From the outset, the filmmaker brings to life the dense panorama of the painting and its panoply of characters in a way that’s neither special effect nor carnival trick, but rather makes us feel as if we are witnessing real people cajoled from the daily routine of their lives by the artist. (Majewski sees Breugel, in other words, and raises him.) Then the director imagines a few of these lives, with their reliance on natural light, home-raised food, carnal necessities and neighborly cooperation.
A miller, aloft on a mountain looking down on the people, rises in the morning and begins his workaday preparations. In another abode, children awaken, tease each other, chomp on a breakfast of bread and go outdoors to play. Elsewhere, a couple makes love, then sets out with their cow for a walk.
The painter (a ruggedly cerebral Rutger Hauer) accommodatingly explains to us, via conversation with a haughtily obtuse, upper-crust collector friend (Michael York), the symbols and metaphors in his work. The circle of life and the circle of death is one that sticks with me, perhaps because it was so simple I had no trouble grasping it.

I saw The Mill and the Cross at the S.F. International Film Festival in the spring and again a few weeks ago, and I’ll admit that both times my thoughts wandered occasionally and my eyelids grew heavy. Not, however, when a passel of unsmiling men in red tunics rode out of the foggy haze, the pounding of their horses’ hooves portending an ill fate for some poor soul as yet unaware.
These men are part of the occupying Spanish army, and their prey on this gray day turns out to be one of the innocents I mentioned earlier. Onward, Christian soldiers indeed.

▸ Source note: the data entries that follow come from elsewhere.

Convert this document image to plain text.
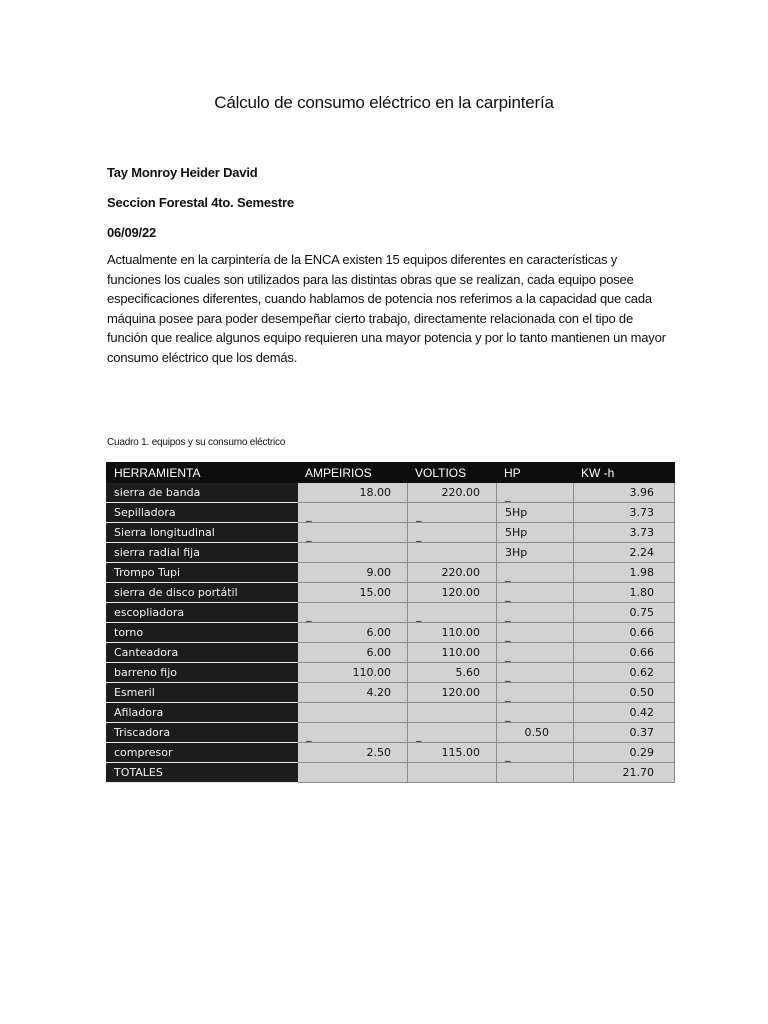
Cálculo de consumo eléctrico en la carpintería
Tay Monroy Heider David
Seccion Forestal 4to. Semestre
06/09/22

Actualmente en la carpintería de la ENCA existen 15 equipos diferentes en características y funciones los cuales son utilizados para las distintas obras que se realizan, cada equipo posee especificaciones diferentes, cuando hablamos de potencia nos referimos a la capacidad que cada máquina posee para poder desempeñar cierto trabajo, directamente relacionada con el tipo de función que realice algunos equipo requieren una mayor potencia y por lo tanto mantienen un mayor consumo eléctrico que los demás.

Cuadro 1. equipos y su consumo eléctrico
HERRAMIENTA	AMPEIRIOS	VOLTIOS	HP	KW -h
sierra de banda	18.00	220.00	_	3.96
Sepilladora	_	_	5Hp	3.73
Sierra longitudinal	_	_	5Hp	3.73
sierra radial fija			3Hp	2.24
Trompo Tupi	9.00	220.00	_	1.98
sierra de disco portátil	15.00	120.00	_	1.80
escopliadora	_	_	_	0.75
torno	6.00	110.00	_	0.66
Canteadora	6.00	110.00	_	0.66
barreno fijo	110.00	5.60	_	0.62
Esmeril	4.20	120.00	_	0.50
Afiladora			_	0.42
Triscadora	_	_	0.50	0.37
compresor	2.50	115.00	_	0.29
TOTALES				21.70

The Mill and the Cross is simultaneously a work of literacy and mystery, of explication and suggestion. It bears the opaque light of Breugel’s painting, and devotes great attention to costumes, but it does not strive too strenuously for period effect. It is as if we are allowed, for a few curious hours, to inhabit the 16th century. And when we end our visit, stepping out of and away from “The Way to Calvary” in the Kunsthistoriches Museum in Vienna, we are extremely grateful to be alive in our own time.

It would be helpful to see The Mill and the Cross with an art historian, but it’s hardly essential. I’m an adherent of the “you get what you get” school of moviegoing, which is to say I’m not endorsing malign ignorance so much as endorsing the possibility of unexpected revelation. Frankly, not many moviemakers these days are up to conjuring that kind of wispy magic.
The Mill and the Cross opens Friday, September 30, 2011 at the Embarcadero Center Cinema in San Francisco and the Shattuck in Berkeley.